Après la publication en 2009 de Qui a tué l'ayatollah Kanuni, on m'a déconseillé de revenir en Iran parce que tuer un ayatollah, même dans un roman, ça ne se fait pas !
J'ai suivi les débats via les médias iraniens, mais aussi via la diaspora iranienne et des comptes Facebook comme celui de Golnaz Esfandiari, à Washington.
Beaucoup d'Iraniens que je connais sont très désabusés -il y a d'ailleurs un risque d'abstention massive- mais la modernité et le dynamisme de la société civile font que les débats se déplacent.
Les candidats, drastiquement sélectionnés, ont tous eu l'aval du guide suprême Ali Khamenei. Mais malgré ce verrouillage, il y a a dans la République islamique d'étonnants espaces de liberté. La candidature virtuelle de Zahra, héroïne de bande dessinée dont le fils a disparu dans les manifestations de 2009 (qui ont suivi l'élection contestée de Mahmoud Ahmadinejad), l'a bien montré.
Grâce à Hassan Rohani qui occupe la part de marché des réformateurs parmi les six candidats en lice, on a assisté à de vrais débats autour de la question nucléaire.

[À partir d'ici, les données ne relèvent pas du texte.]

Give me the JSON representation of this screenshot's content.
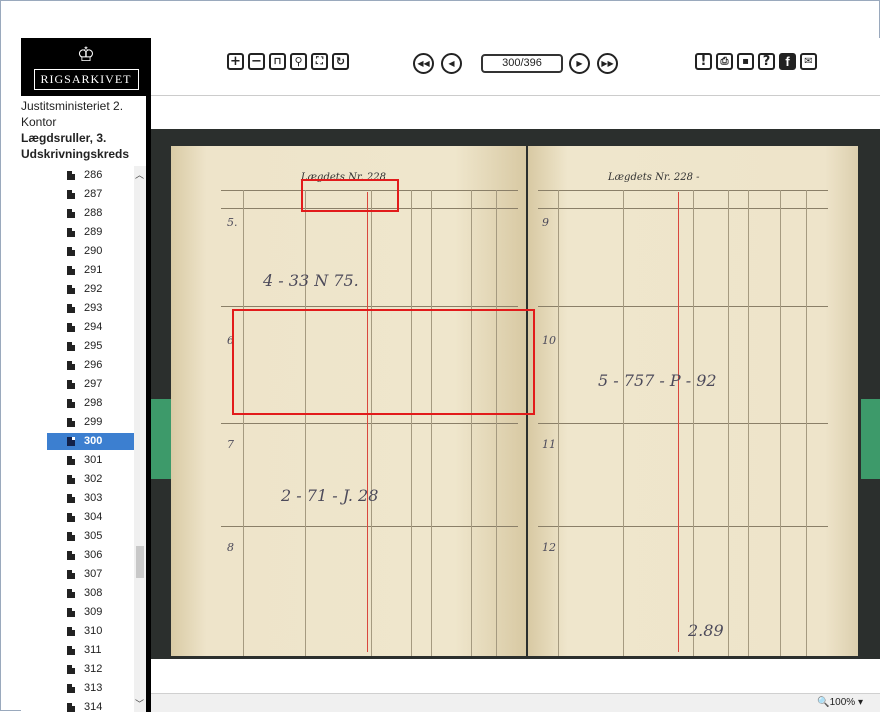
{
  "logo": {
    "name": "Rigsarkivet"
  },
  "toolbar": {
    "page_indicator": "300/396",
    "buttons": [
      "zoom-in-icon",
      "zoom-out-icon",
      "lock-icon",
      "magnifier-icon",
      "fullscreen-icon",
      "rotate-icon",
      "first-page-icon",
      "prev-page-icon",
      "next-page-icon",
      "last-page-icon",
      "report-icon",
      "print-icon",
      "save-icon",
      "help-icon",
      "facebook-icon",
      "email-icon"
    ]
  },
  "sidebar": {
    "breadcrumb_line1": "Justitsministeriet 2. Kontor",
    "breadcrumb_line2": "Lægdsruller, 3. Udskrivningskreds",
    "items": [
      "286",
      "287",
      "288",
      "289",
      "290",
      "291",
      "292",
      "293",
      "294",
      "295",
      "296",
      "297",
      "298",
      "299",
      "300",
      "301",
      "302",
      "303",
      "304",
      "305",
      "306",
      "307",
      "308",
      "309",
      "310",
      "311",
      "312",
      "313",
      "314"
    ],
    "selected": "300"
  },
  "document": {
    "left_header": "Lægdets Nr. 228",
    "right_header": "Lægdets Nr. 228 -",
    "left_hand_1": "4 - 33 N 75.",
    "left_hand_2": "2 - 71 - J. 28",
    "right_hand_1": "5 - 757 - P - 92",
    "right_hand_2": "2.89",
    "row_numbers_left": [
      "5.",
      "6",
      "7",
      "8"
    ],
    "row_numbers_right": [
      "9",
      "10",
      "11",
      "12"
    ]
  },
  "status": {
    "zoom": "100%"
  }
}
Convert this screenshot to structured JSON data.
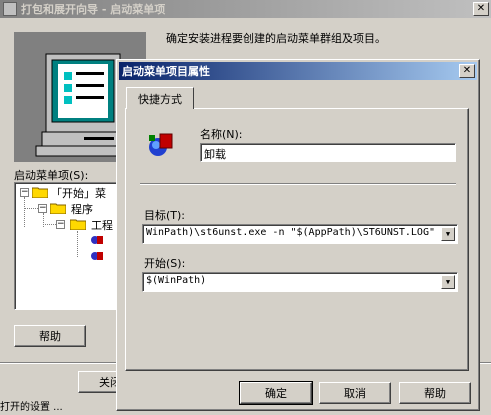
{
  "wizard": {
    "title": "打包和展开向导 - 启动菜单项",
    "instruction": "确定安装进程要创建的启动菜单群组及项目。",
    "tree_label": "启动菜单项(S):",
    "tree_items": [
      "「开始」菜",
      "程序",
      "工程"
    ],
    "help_label": "帮助",
    "close_label": "关闭",
    "footer_text": "打开的设置 ..."
  },
  "dialog": {
    "title": "启动菜单项目属性",
    "tab_label": "快捷方式",
    "name_label": "名称(N):",
    "name_value": "卸载",
    "target_label": "目标(T):",
    "target_value": "WinPath)\\st6unst.exe -n \"$(AppPath)\\ST6UNST.LOG\"",
    "start_label": "开始(S):",
    "start_value": "$(WinPath)",
    "ok_label": "确定",
    "cancel_label": "取消",
    "help_label": "帮助"
  },
  "colors": {
    "face": "#d4d0c8",
    "title_active": "#0a246a",
    "title_inactive": "#808080"
  }
}
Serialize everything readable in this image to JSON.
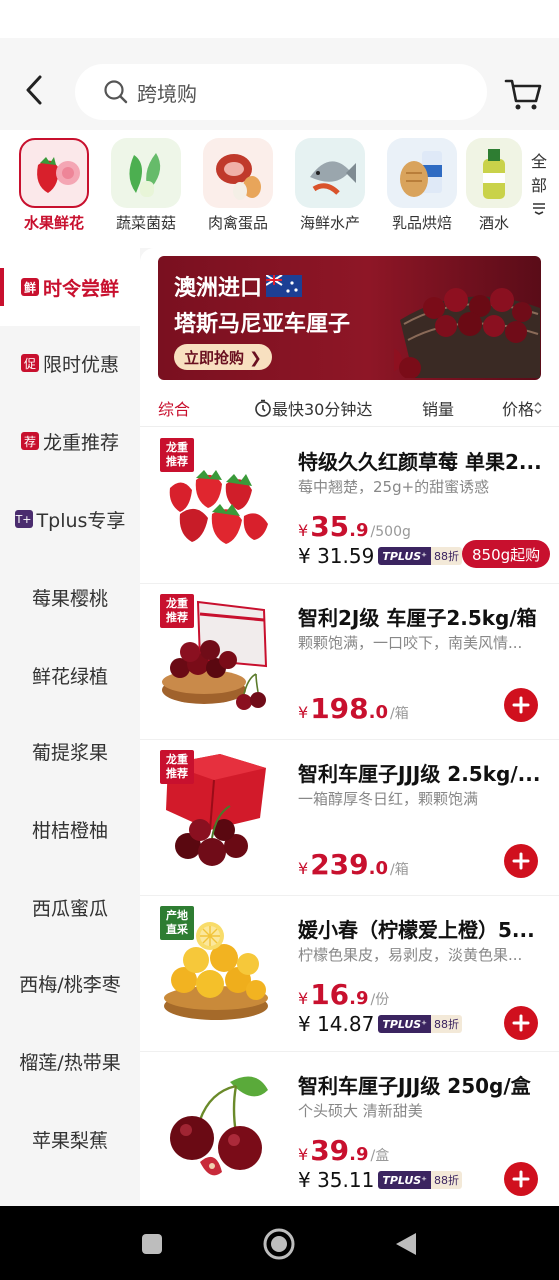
{
  "search": {
    "text": "跨境购"
  },
  "categories": [
    {
      "label": "水果鲜花",
      "icon": "strawberry-flower-image",
      "active": true
    },
    {
      "label": "蔬菜菌菇",
      "icon": "vegetable-image"
    },
    {
      "label": "肉禽蛋品",
      "icon": "meat-egg-image"
    },
    {
      "label": "海鲜水产",
      "icon": "seafood-image"
    },
    {
      "label": "乳品烘焙",
      "icon": "dairy-bakery-image"
    },
    {
      "label": "酒水",
      "icon": "drinks-image"
    }
  ],
  "all_button": {
    "line1": "全",
    "line2": "部"
  },
  "sidebar": {
    "items": [
      {
        "badge": "鲜",
        "label": "时令尝鲜",
        "active": true
      },
      {
        "badge": "促",
        "label": "限时优惠"
      },
      {
        "badge": "荐",
        "label": "龙重推荐"
      },
      {
        "badge": "T+",
        "label": "Tplus专享"
      },
      {
        "label": "莓果樱桃"
      },
      {
        "label": "鲜花绿植"
      },
      {
        "label": "葡提浆果"
      },
      {
        "label": "柑桔橙柚"
      },
      {
        "label": "西瓜蜜瓜"
      },
      {
        "label": "西梅/桃李枣"
      },
      {
        "label": "榴莲/热带果"
      },
      {
        "label": "苹果梨蕉"
      }
    ]
  },
  "banner": {
    "line1": "澳洲进口",
    "line2": "塔斯马尼亚车厘子",
    "button": "立即抢购 ❯"
  },
  "sort": {
    "comprehensive": "综合",
    "fastest": "最快30分钟达",
    "sales": "销量",
    "price": "价格"
  },
  "products": [
    {
      "tag": "龙重\n推荐",
      "title": "特级久久红颜草莓 单果2...",
      "subtitle": "莓中翘楚，25g+的甜蜜诱惑",
      "price_int": "35",
      "price_dec": ".9",
      "unit": "/500g",
      "plus_price": "¥ 31.59",
      "plus_label": "TPLUS⁺",
      "discount": "88折",
      "action": "850g起购"
    },
    {
      "tag": "龙重\n推荐",
      "title": "智利2J级 车厘子2.5kg/箱",
      "subtitle": "颗颗饱满，一口咬下，南美风情...",
      "price_int": "198",
      "price_dec": ".0",
      "unit": "/箱"
    },
    {
      "tag": "龙重\n推荐",
      "title": "智利车厘子JJJ级 2.5kg/...",
      "subtitle": "一箱醇厚冬日红，颗颗饱满",
      "price_int": "239",
      "price_dec": ".0",
      "unit": "/箱"
    },
    {
      "tag": "产地\n直采",
      "title": "媛小春（柠檬爱上橙）5...",
      "subtitle": "柠檬色果皮，易剥皮，淡黄色果...",
      "price_int": "16",
      "price_dec": ".9",
      "unit": "/份",
      "plus_price": "¥ 14.87",
      "plus_label": "TPLUS⁺",
      "discount": "88折"
    },
    {
      "title": "智利车厘子JJJ级 250g/盒",
      "subtitle": "个头硕大 清新甜美",
      "price_int": "39",
      "price_dec": ".9",
      "unit": "/盒",
      "plus_price": "¥ 35.11",
      "plus_label": "TPLUS⁺",
      "discount": "88折"
    }
  ],
  "currency": "¥",
  "colors": {
    "accent": "#c8102e",
    "tplus": "#3b2460"
  }
}
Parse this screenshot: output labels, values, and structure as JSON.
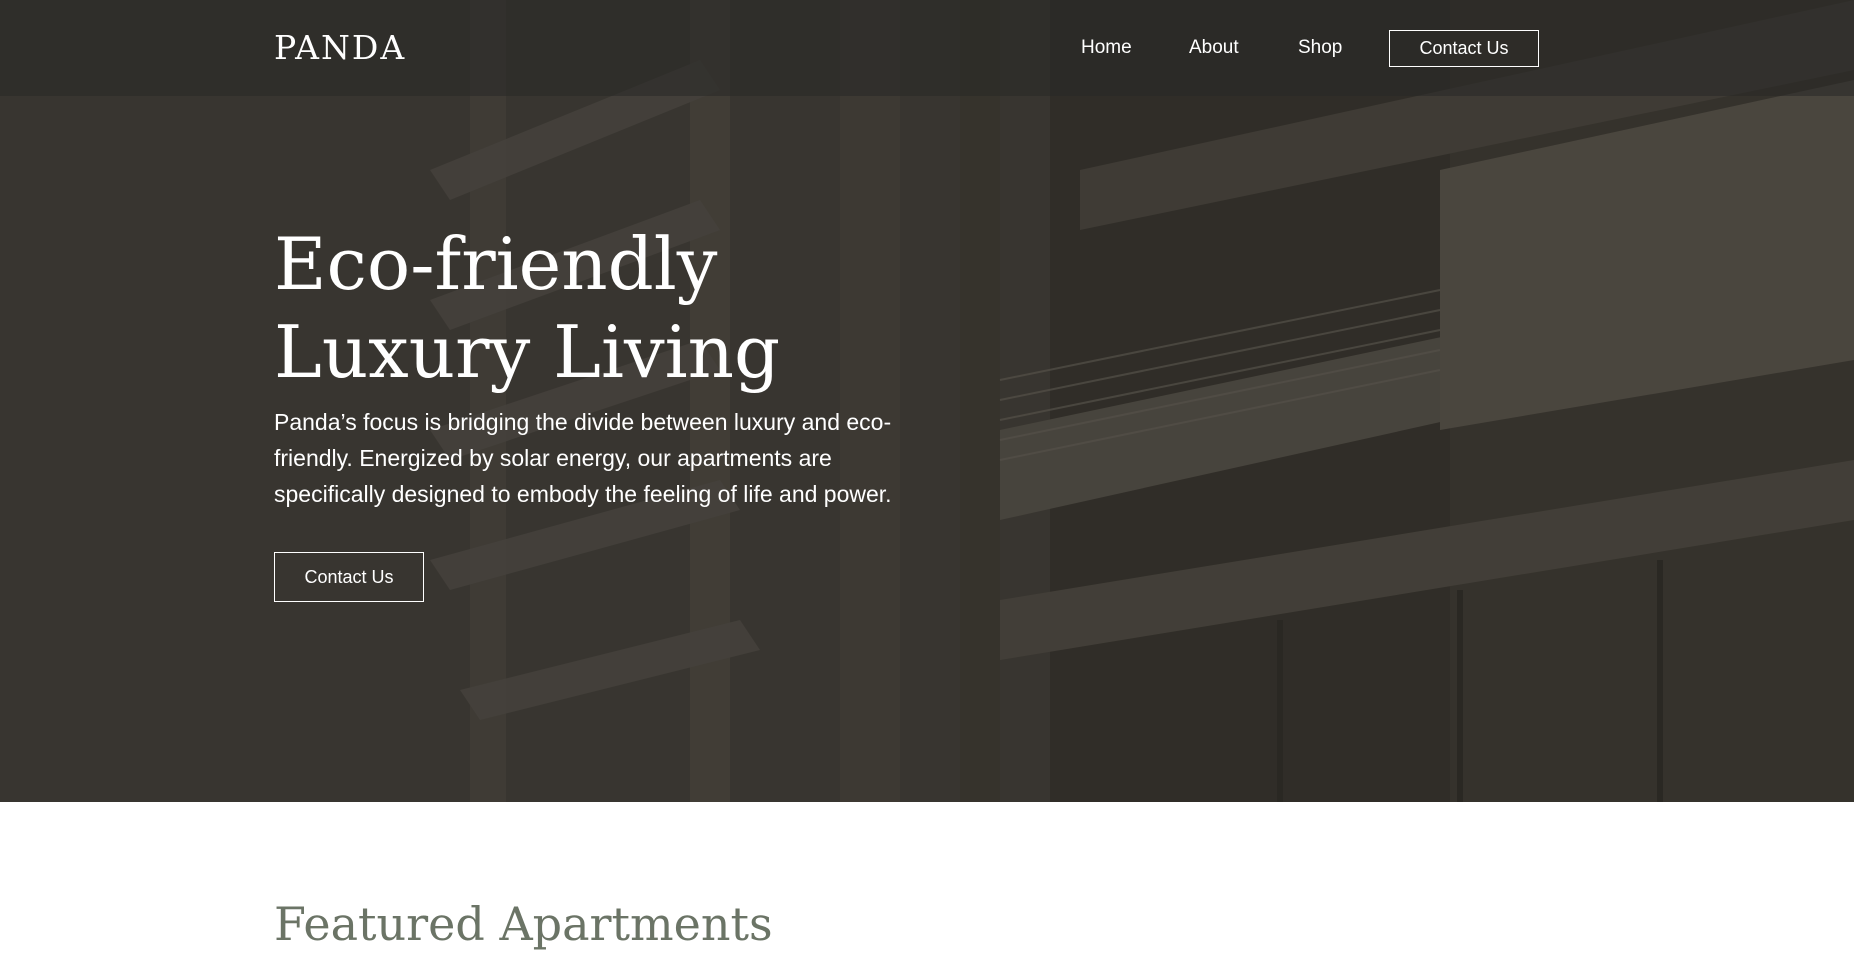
{
  "brand": {
    "logo_text": "PANDA"
  },
  "nav": {
    "items": [
      {
        "label": "Home"
      },
      {
        "label": "About"
      },
      {
        "label": "Shop"
      }
    ],
    "contact_label": "Contact Us"
  },
  "hero": {
    "title_line1": "Eco-friendly",
    "title_line2": "Luxury Living",
    "description": "Panda’s focus is bridging the divide between luxury and eco-friendly. Energized by solar energy, our apartments are specifically designed to embody the feeling of life and power.",
    "cta_label": "Contact Us",
    "background_image": "building-facade-with-balconies"
  },
  "featured": {
    "title": "Featured Apartments"
  },
  "colors": {
    "hero_overlay": "#3a3731",
    "text_on_dark": "#ffffff",
    "featured_heading": "#6b7466",
    "page_background": "#ffffff"
  }
}
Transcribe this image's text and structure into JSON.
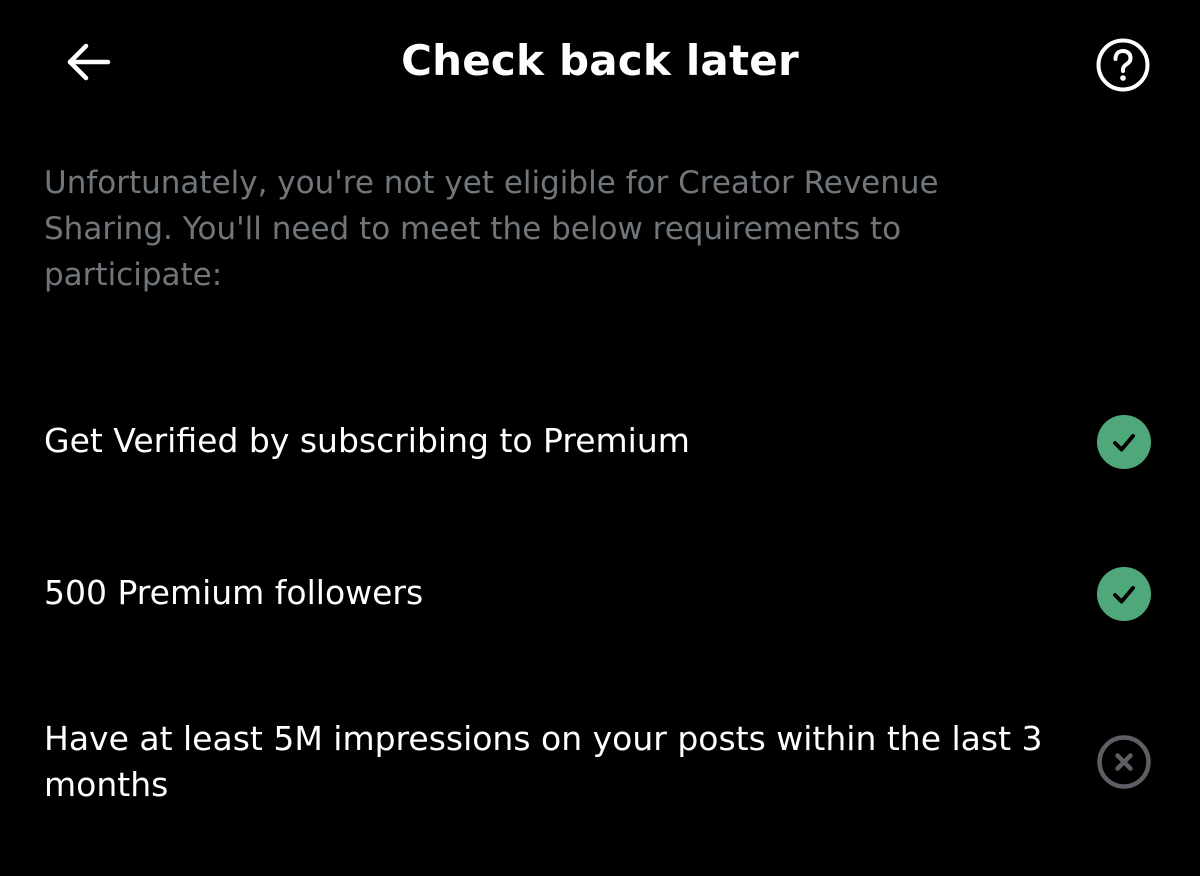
{
  "header": {
    "title": "Check back later",
    "back_icon": "arrow-left-icon",
    "help_icon": "question-circle-icon"
  },
  "description": "Unfortunately, you're not yet eligible for Creator Revenue Sharing. You'll need to meet the below requirements to participate:",
  "requirements": [
    {
      "label": "Get Verified by subscribing to Premium",
      "status": "met",
      "icon": "check-circle-icon"
    },
    {
      "label": "500 Premium followers",
      "status": "met",
      "icon": "check-circle-icon"
    },
    {
      "label": "Have at least 5M impressions on your posts within the last 3 months",
      "status": "not-met",
      "icon": "x-circle-icon"
    }
  ],
  "colors": {
    "background": "#000000",
    "text_primary": "#ffffff",
    "text_secondary": "#71767b",
    "success": "#4fa87a",
    "unmet": "#5b5f63"
  }
}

Sous le président Khatami, au début des années 2000, Hassan Rohani s'était occupé du dossier nucléaire et avait négocié un moratoire. Attaqué par les journalistes. il a contre-attaqué en disant que la politique très intransigeante d'un des autres candidats, Saïd Jalili, négociateur en chef de la question nucléaire sous Ahmadinejad, avait mené à l'impasse et aux sanctions
Les sanctions ont quelles conséquences ?
Un des effets des sanctions, c'est l'inflation galopante et la chute de la monnaie, le rial. Ce sont des scènes que je décris dans mon prochain roman. Il y a un marché noir non seulement du dollar, mais aussi de la roupie indienne - l'Iran garde de bonnes relations avec l'Inde.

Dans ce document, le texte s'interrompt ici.